A novel standardized rebound side-hop recently demonstrated that individuals with ACLR with a high fear of re-injury display significantly higher thigh muscle co-contraction when compared to ACLR individuals with a low fear of re-injury and asymptomatic controls77. Our knee-challenging one-leg double-hop test might be even more suitable to investigate objective measures of movement coordination in relation to fear of re-injury, which is one of the major reasons preventing return to sports78.

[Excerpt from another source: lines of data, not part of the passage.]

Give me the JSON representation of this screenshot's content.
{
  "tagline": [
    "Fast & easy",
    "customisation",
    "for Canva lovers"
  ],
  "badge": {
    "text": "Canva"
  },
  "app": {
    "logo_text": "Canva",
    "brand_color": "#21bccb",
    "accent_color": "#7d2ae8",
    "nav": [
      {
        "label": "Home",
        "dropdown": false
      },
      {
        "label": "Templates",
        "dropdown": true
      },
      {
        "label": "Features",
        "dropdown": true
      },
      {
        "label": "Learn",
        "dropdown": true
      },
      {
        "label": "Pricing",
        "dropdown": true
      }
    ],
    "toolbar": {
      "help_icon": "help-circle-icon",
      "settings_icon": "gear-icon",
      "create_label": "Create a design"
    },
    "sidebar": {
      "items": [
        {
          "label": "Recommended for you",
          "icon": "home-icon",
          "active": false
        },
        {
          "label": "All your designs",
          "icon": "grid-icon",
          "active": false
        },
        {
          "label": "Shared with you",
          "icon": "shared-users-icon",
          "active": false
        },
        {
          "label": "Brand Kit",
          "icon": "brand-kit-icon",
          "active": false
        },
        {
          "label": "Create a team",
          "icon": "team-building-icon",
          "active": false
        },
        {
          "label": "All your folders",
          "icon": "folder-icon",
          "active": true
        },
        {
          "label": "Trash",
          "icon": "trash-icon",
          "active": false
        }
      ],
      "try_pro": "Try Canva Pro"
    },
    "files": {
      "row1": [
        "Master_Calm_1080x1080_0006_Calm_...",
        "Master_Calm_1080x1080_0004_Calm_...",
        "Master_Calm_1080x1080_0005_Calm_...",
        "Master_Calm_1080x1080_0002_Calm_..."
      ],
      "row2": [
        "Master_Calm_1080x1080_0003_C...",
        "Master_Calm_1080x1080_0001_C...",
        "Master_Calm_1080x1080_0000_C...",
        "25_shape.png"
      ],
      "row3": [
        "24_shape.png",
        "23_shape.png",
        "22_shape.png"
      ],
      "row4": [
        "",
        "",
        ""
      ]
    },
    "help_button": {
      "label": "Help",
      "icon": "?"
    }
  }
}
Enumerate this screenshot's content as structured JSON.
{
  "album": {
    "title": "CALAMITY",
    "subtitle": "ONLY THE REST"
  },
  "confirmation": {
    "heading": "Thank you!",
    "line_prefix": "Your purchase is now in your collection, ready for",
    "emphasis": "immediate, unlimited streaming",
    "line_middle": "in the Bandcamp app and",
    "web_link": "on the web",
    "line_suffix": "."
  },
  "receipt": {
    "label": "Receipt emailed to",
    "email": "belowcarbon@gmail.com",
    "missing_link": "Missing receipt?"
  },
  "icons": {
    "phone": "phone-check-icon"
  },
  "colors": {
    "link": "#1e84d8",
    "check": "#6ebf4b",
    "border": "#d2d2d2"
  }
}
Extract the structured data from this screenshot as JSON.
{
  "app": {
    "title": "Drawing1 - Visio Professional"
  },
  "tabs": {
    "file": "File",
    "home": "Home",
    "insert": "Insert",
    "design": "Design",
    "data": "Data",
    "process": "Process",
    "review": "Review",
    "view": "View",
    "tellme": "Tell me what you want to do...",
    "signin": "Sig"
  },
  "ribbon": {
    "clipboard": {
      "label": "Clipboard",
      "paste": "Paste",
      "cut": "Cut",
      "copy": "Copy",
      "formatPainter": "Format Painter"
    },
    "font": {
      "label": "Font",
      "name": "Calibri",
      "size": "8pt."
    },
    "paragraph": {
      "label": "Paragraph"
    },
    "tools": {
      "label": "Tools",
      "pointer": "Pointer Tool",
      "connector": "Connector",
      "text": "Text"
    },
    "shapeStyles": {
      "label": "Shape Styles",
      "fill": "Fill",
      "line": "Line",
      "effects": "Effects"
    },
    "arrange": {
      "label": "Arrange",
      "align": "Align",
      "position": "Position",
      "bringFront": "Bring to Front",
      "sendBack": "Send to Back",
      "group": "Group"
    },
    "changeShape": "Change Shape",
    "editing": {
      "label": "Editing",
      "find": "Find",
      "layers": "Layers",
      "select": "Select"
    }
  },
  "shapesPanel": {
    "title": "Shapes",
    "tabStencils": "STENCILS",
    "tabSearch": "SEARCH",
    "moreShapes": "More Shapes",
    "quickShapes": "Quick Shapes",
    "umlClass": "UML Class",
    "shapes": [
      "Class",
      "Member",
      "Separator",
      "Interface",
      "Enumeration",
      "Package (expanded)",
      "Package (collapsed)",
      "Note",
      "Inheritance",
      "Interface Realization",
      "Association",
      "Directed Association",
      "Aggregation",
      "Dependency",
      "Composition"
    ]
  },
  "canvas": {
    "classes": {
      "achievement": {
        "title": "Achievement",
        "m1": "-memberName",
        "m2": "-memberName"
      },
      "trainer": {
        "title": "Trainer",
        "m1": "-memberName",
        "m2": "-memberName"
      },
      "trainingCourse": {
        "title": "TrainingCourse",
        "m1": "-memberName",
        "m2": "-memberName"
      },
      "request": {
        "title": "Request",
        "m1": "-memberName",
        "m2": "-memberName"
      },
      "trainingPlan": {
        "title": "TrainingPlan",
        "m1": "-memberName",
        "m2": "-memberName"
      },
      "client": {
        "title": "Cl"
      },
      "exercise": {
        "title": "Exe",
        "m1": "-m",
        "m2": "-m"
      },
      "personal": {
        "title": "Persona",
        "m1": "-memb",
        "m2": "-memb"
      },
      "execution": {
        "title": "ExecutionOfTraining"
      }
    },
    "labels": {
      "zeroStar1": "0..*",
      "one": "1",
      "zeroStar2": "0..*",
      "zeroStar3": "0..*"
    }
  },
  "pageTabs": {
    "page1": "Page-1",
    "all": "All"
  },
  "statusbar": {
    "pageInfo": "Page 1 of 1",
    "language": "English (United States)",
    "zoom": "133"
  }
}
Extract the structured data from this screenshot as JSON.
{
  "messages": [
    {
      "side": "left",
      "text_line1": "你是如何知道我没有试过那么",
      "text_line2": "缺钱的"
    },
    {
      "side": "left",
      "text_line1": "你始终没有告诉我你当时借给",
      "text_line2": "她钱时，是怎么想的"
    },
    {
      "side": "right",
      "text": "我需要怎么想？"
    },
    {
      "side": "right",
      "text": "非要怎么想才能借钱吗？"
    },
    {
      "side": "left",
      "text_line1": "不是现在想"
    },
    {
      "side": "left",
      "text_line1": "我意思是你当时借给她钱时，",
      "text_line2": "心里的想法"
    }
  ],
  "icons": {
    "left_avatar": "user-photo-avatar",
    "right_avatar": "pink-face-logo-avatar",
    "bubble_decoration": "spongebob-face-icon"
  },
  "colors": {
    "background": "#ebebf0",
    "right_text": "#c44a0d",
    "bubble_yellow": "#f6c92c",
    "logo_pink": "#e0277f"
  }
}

Future studies can also compare variations in our double-hop test and subsequent changes in EMG co-contraction patterns of individuals with and without ACL injuries; for instance, incorporating penultimate contact with the non-dominant foot followed by final foot contact with the dominant foot or vice versa at varying angles of direction change (45°, 90°, etc.)79. We recommend recording gastrocnemius (an antagonist of the ACL)80 activity along with the thigh muscles and analyze the relationship of EMG to knee angles and moments in the future studies. Comparing unanticipated hops with pre-planned hops is further warranted.

Conclusion

An increased quadriceps activity compared to that of the hamstrings, accounting for a higher Q:H ratio, was found during the IC and deceleration phases compared to the pre-landing phase of the land-and-cut maneuver (UMDH/ULDH) for all groups. All groups, irrespective of ACL injury or physical activity level, showed a relatively low imbalance in the medial and lateral Q:H CCIs for the pre-landing phase compared to the IC and deceleration phases of landing. However, controls took a longer time to complete the task compared to individuals with ACLR and elite athletes. Overall, the findings indicate predominant co-contraction of the medial thigh muscles over the lateral group; if such co-contraction patterns cause knee adduction during the deceleration phases of the land-and-cut maneuver needs further substantiation. Our study results would be useful for clinicians and researchers investigating the role of thigh muscle activation patterns in augmenting or mitigating ACL injury risk during unanticipated one-leg landing tasks.